Ethan's Age

Thursday, January 24, 2013

Applying Myself

I have a huge passion for working with youth.  For the past 15 years, I've worked with them in one way another... volunteering, running programs, supervising programs, working at camps, and now being at home with my son.  If there is one thing I know how to do well, it's having a positive influence on our young people.

Several weeks ago, I contacted my local church leader to see if I could be involved with the youth group.  He was enthusiastic, and willing to get an application from me.  I picked it up the next week.

It is a very thorough application... character references and such (I threatened my friends with TP-ing their house if they spoke ill of me, naturally.)  But for the past 2 weeks my youth group application has sat on the top of my desk, one section unfilled.
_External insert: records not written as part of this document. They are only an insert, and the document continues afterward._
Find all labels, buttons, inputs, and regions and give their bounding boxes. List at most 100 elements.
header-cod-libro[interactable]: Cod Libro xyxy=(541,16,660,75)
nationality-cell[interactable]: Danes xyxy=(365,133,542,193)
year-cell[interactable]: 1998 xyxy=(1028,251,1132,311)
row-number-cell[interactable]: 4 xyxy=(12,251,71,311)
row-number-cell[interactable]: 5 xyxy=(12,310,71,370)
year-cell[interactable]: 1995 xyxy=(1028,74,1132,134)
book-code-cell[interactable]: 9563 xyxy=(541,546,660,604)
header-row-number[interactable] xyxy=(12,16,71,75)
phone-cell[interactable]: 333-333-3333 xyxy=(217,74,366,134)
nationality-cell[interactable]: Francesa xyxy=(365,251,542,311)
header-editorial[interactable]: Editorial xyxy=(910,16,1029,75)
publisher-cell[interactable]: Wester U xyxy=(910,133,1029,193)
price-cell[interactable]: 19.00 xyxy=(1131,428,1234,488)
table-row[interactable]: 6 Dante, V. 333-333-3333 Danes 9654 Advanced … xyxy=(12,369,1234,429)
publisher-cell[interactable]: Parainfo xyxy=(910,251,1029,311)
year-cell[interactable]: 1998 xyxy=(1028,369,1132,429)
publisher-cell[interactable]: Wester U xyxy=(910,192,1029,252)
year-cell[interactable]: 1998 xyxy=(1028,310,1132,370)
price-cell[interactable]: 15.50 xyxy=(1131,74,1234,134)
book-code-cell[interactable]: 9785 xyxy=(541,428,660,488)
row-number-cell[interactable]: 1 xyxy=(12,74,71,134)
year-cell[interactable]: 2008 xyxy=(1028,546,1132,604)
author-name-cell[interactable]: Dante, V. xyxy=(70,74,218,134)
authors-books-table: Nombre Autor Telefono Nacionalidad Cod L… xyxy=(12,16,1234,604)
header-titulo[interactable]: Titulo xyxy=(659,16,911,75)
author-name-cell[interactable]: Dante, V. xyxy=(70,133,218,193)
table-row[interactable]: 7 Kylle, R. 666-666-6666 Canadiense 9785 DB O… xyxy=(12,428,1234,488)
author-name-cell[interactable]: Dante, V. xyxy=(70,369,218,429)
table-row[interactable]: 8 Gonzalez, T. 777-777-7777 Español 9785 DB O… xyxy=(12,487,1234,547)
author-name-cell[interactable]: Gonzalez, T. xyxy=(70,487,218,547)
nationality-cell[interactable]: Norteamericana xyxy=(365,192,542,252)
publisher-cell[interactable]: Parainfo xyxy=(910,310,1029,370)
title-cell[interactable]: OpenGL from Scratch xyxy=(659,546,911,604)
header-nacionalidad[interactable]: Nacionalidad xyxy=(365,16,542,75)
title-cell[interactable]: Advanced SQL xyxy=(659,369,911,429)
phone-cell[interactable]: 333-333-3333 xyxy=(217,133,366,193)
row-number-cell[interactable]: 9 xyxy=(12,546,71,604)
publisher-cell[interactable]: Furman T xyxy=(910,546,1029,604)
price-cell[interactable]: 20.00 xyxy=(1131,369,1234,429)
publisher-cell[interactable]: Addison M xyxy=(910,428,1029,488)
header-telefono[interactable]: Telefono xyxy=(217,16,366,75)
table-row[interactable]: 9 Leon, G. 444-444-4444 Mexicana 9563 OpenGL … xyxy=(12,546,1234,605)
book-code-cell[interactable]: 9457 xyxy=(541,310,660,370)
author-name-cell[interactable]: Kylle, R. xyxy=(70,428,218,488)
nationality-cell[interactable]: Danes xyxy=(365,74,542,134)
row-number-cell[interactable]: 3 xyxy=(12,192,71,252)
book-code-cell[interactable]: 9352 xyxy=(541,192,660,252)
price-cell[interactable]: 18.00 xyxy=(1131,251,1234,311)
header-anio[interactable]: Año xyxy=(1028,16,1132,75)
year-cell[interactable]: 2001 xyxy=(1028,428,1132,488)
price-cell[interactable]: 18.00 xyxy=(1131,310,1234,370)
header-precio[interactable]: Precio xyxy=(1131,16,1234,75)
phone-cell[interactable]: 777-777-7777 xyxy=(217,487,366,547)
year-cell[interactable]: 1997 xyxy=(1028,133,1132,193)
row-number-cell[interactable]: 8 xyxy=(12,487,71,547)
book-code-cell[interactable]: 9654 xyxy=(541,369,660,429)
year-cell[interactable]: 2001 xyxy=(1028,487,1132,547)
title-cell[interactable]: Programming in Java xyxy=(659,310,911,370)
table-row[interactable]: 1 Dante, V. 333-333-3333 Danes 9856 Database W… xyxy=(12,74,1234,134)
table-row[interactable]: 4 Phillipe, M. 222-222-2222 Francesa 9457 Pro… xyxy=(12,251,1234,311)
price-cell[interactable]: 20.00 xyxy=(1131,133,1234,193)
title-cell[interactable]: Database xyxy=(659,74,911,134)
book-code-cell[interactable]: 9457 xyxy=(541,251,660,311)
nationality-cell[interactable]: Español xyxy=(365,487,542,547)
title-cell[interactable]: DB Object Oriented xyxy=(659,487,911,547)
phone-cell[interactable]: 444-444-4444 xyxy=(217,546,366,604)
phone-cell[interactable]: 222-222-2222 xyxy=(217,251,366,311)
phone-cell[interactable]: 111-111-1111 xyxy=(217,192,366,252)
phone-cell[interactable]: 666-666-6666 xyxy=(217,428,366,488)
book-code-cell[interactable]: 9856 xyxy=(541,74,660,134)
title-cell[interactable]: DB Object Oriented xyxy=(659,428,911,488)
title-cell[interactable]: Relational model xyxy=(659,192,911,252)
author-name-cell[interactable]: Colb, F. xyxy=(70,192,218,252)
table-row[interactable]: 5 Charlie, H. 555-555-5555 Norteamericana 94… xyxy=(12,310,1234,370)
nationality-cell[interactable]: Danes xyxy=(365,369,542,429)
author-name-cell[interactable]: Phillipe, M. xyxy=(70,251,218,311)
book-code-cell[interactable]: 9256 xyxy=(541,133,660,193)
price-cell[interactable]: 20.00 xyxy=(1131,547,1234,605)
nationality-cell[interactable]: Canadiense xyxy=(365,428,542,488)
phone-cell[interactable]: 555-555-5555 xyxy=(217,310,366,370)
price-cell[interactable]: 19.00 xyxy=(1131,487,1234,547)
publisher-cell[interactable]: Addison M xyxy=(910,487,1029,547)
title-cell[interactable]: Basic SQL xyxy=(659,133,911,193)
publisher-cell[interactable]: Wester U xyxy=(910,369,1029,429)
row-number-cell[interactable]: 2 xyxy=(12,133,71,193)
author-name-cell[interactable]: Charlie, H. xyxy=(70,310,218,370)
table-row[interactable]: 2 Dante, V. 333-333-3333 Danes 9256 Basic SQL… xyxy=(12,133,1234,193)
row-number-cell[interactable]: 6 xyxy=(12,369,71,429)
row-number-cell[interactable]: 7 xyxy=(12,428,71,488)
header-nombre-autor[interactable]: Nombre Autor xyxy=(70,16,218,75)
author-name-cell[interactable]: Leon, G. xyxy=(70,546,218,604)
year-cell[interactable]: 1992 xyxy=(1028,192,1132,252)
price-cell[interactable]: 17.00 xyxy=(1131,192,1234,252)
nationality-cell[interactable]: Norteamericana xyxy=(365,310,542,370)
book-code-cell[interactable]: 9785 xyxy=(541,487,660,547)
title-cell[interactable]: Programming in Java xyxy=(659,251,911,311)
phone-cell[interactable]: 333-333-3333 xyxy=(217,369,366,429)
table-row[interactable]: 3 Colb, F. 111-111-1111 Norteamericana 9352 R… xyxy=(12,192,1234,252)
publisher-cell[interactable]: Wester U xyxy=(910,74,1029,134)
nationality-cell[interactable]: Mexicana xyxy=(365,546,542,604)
The section is: "Please share your Christian Testimony and experience."

When I applied to bible school, there was a similar section asking to talk about how I knew I was full of the Holy Spirit.  I took my Bible School application to my then youth pastor and asked him what it meant.  Weirdly enough, he didn't really have a good answer for me.  So, I filled it out the best I could, trying to explain that I had some spiritual gifts and such, so of course they'd want me to go to their school.  (Side note: I did send that application to bible school in, and got accepted.  Apparently I was holy-spirited enough for them?)

The battle I wage about this application is whether to tell my story.  I can't imagine they'd want to have me on as a volunteer if they knew.  I've heard rumors that they connect being abused to being a future abuser.  Heaven forbid I classify what happened as abuse (Side Note: Which I didn't, when they asked earlier in the application in the midst of the "yes or no" questions.)  I don't consider what happened to be to be abuse, but rather a one time criminal act in which I was the victim.  But, perhaps it will be classified as abuse, and my application, along with my ability to work with youth in a church setting will be thrown out.

I've let this application sit on my desk, taunting me to either fill it out with my full story, or recycle it and forget about it.  I'd hate for my ability to connect with youth to be connected to this act that will forever be a part of who I am.  If I were to turn it in, and be denied the chance to do something I love would be so frustrating.  I'd feel defeated. I'm pretty sure I couldn't take the rejection. 

Plus, I'd be out all the money I spent on Starbucks cards to bribe my character references.